As the helicopter unsuccessfully attempted to land near the house, a canoe was knocked off a boulder and damaged. Giancola also claimed that a beehive was toppled. He testified that in attempting to land, the helicopter reached an altitude much lower than before, approximately 30 to 40 feet above the ground.

After landing in a nearby field, the air crew joined the ground crew. When asked by Trooper Mitchem about the other individual who had been observed from the air, Giancola replied that his wife had walked to the neighbor’s house where he had taken the child. This information was inconsistent with the direction in which the air crew observed her disappearing into the woods.

Deputy Galusek remained with Giancola while the adjoining woods and fields were searched. Galusek made certain that the handcuffs were not too tight, and at one point unlocked them to allow Giancola to remove the uncomfortable beekeeper coveralls. At Giancola’s request, Galusek twice accompanied him inside the house for something to drink.

Hughes was eventually located in a search of the surrounding woods and was escorted to the house. The handcuffs were removed from Giancola shortly after she arrived. Since no marijuana was discovered, the officers departed.

Plaintiffs subsequently filed this suit seeking relief pursuant to 42 U.S.C.A. § 1983 (West 1981) and various state law causes of action. On appeal, Plaintiffs have failed to argue either the merits of the state law causes of action, or that these claims can survive if summary judgment was proper on the section 1983 claims. Consequently, the state law claims are deemed abandoned.

II.

Plaintiffs have named as defendants a combination of federal, state and county law enforcement officers in their individual and official capacities.

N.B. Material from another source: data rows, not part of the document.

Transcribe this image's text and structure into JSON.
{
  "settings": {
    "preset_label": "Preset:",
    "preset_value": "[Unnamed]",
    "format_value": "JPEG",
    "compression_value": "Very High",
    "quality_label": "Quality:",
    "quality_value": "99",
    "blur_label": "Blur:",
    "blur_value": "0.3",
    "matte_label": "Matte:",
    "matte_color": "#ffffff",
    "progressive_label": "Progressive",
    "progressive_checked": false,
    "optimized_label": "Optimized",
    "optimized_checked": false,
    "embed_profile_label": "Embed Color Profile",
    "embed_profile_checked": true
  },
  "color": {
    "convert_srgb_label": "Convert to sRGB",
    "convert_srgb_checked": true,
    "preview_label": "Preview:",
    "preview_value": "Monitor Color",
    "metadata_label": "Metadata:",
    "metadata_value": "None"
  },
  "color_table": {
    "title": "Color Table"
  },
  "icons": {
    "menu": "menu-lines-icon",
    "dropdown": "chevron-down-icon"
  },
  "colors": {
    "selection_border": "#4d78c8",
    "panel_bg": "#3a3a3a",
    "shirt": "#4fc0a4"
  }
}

However, since section 1983 reaches only those acting under color of state law, the liability of the federal officers, if any, must be pursuant to Bivens v. Six Unknown Named Agents of Federal Bureau of Narcotics, 403 U.S. [550]*550388, 91 S.Ct. 1999, 29 L.Ed.2d 619 (1971). Because the district court addressed the merits of all claims, the allegations against the federal officials will be treated as if they were properly pled Bivens claims.

The claims against the officers in their individual capacities seek damage awards against the officers personally. In response to these claims the officers have raised the defense of qualified immunity. Harlow v. Fitzgerald, 457 U.S. 800, 818, 102 S.Ct. 2727, 2738, 73 L.Ed.2d 396 (1982). Qualified immunity shields the officers from awards of damages if their conduct did not violate clearly established statutory or constitutional rights of which a reasonable person should have been aware. Furthermore, the Supreme Court has recently held that an officer is entitled to summary judgment if a reasonable officer could have believed that the search comported with the fourth amendment, even though it actually did not. Anderson v. Creighton, —U.S.-, -, 107 S.Ct. 3034, 3038, 97 L.Ed.2d 523 (1987).

On the other hand, the claims against the officers in their official capacities are claims against the entities for which the officers were acting. Kentucky v. Graham, 473 U.S. 159, 165, 105 S.Ct. 3099, 3105, 87 L.Ed.2d 114 (1985).